Back in December I attended the Perform Better ”Learn By Doing” 1 Day Seminar in Fairlawn, NJ. Training seminars, for those not in the field, are a chance for a bunch of trainers to get together and learn from some of the best minds in the field, virtually all of whom have accents and raspy voices.
As a side note, these events are always a reminder for me that I’m in a field dominated by men who love sports. I appreciate this world and these people a great deal, and I’m so grateful for the many things I’ve learned from them, but I’d be lying if I said I wasn’t painfully aware that I don’t fit in. I’m not certain, but I’m pretty sure there are not a lot of people at these type of events that spontaneously break out into song. Now I know how to pretend like I’m one of them, and I can cross my arms, furrow my brow, and stare thoughtfully with the best of them. But ultimately, I always feel a bit like an interloper. Don’t get me wrong, I’m not insecure about it or anything, it’s just an objective fact. Perhaps it’s best summed up by saying it’s unlikely any of these trainers would use a photo of themselves jazzercising in salmon colored hot pants as the homepage for their websites. But that’s totally cool; different strokes for different folks.
The particular batch of older, white, sports-loving males (who all remind me a bit of my father: take it away psychoanalysts!) speaking at this event included some BIG names in the field: Mike Boyle, Martin Rooney, Lee Burton, and Todd Durkin.
Most of the speeches had to do with goal setting. Now to be honest, I’m naturally a go-getter, so I generally prefer when speakers discuss the nuances of program design or the best ways to mobilize the thoracic spine (read: GEEKY STUFF), but I still enjoyed the lectures. During one of the speeches, Todd Durkin, founder of Fitness Quest 10 in San Diego, said something that really hit home with me:
“The way you train is the way you live.”
Or actually it might have been “the way you live is the way you train.” Either way it was definitely a light bulb moment for me.
You can tell a lot about someone by watching the way they train. Most people tend to train either too conservatively or too recklessly. Walk into any gym and a vast majority of trainees will either be sandbagging it and reading a newspaper between sets of machine leg curls, or sweating and panting while doing situps that look strikingly similar to an epileptic fit.
Now let’s be clear about one thing: I’m not judging any of these people. I’m CERTAIN I’ve been on both sides of this equation over the course of my training career. This isn’t to say these people suck, it’s simply to say we tend to train the way we live our lives.
And just as I don’t think there’s an optimal way to live life, I don’t think there’s necessarily an optimal way to train. Each person has to decide their own balance of passion and technique. Of heart and brains. Of stimulation and restoration. Perhaps the most important thing to do is just to have some self-awareness and realize that most of us fall to one side of the equation and would probably be most benefited by working towards the side of the coin we don’t naturally gravitate towards (mixed metaphor in the hizOUSE!). Charlie Weingroff said it best:
“Yogis need to be powerlifters and powerlifters need to be yogis.”

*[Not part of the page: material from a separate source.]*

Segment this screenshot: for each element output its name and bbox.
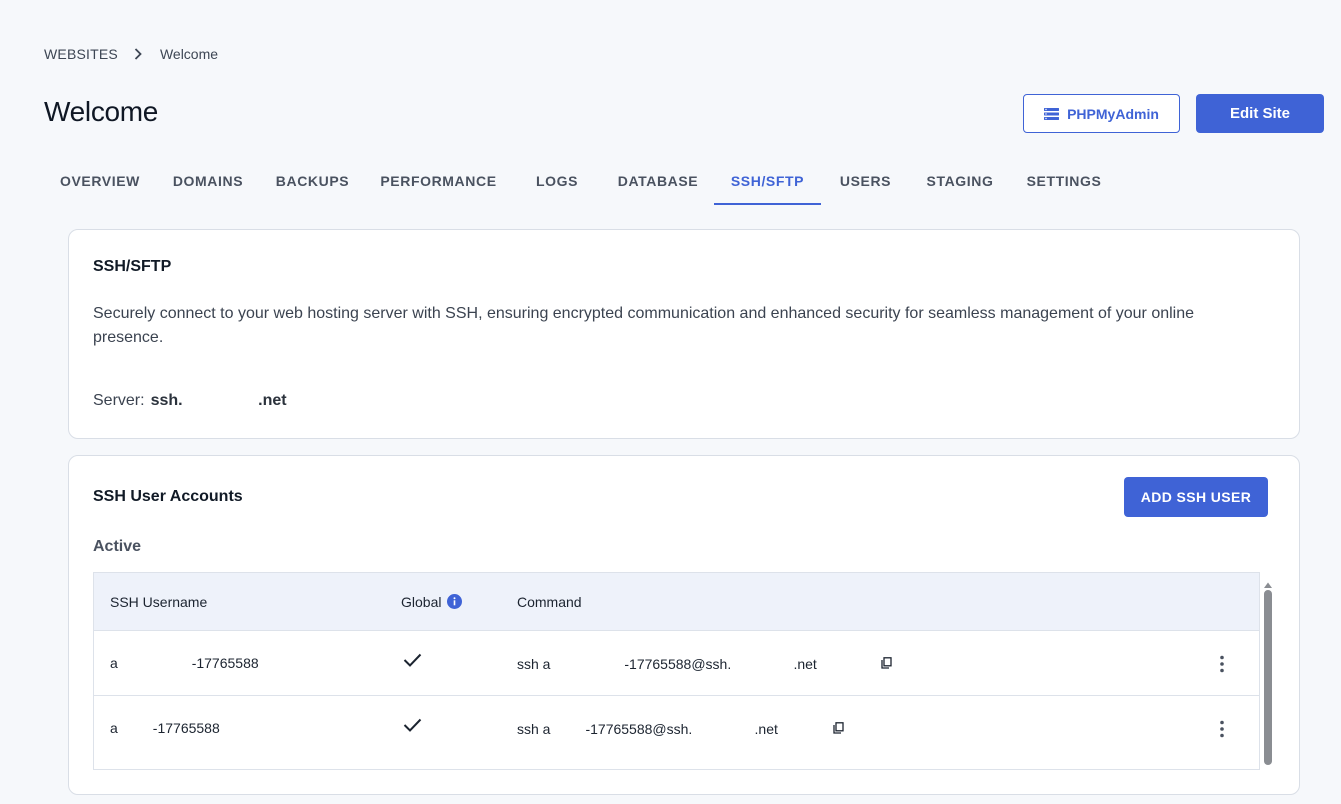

That’s like a fucking zen koan. It’s beautiful and painful in its simplicity and truth.
In many realms of life, you’ll get the most mileage by getting really good at your strengths and outsourcing your weaknesses. I think your body is an exception. (I think your mind is an exception too, but I’ll spare you and not go there right now.) You can’t outsource your mobility deficiencies to an executive assistant like you would with your subpar organizational skills. You can’t hire a friend with good taste to give you the stability to do a proper pushup the way I ask my friend Cody Smith to help me figure out how to set up the tchotchkes in my bedroom.
And just as we have physical strengths and weaknesses, our natural training (and living) styles have both pros and cons. If we train with heart, but do so without respect for technique or sensible loads, our bodies break down under the wear and tear. If we train meekly (or not at all), we may never get injured or banged up, but we also never provide the necessary stimulus to create the desired result, and we never change our bodies.
Yes, by all means take advantage of your strengths. One of the joys of being a human is doing the things we have a natural aptitude for. But be aware that your body will be very appreciative of the time you take to shore up your personal weaknesses. If you know you tend to take it too easy, maybe you need to hit it a little harder. If you know your ego sometimes overrides your brain, perhaps you should take a step back and consider using less weight in your squats (and actually squatting to depth would be cool, too). If you really want to rock a life of health and hotness, if you truly want to live the dream…
“The cave you fear to enter holds the treasure you seek.” -Joseph Campbell
Life is short. Train smart but train hard but train smart but train hard.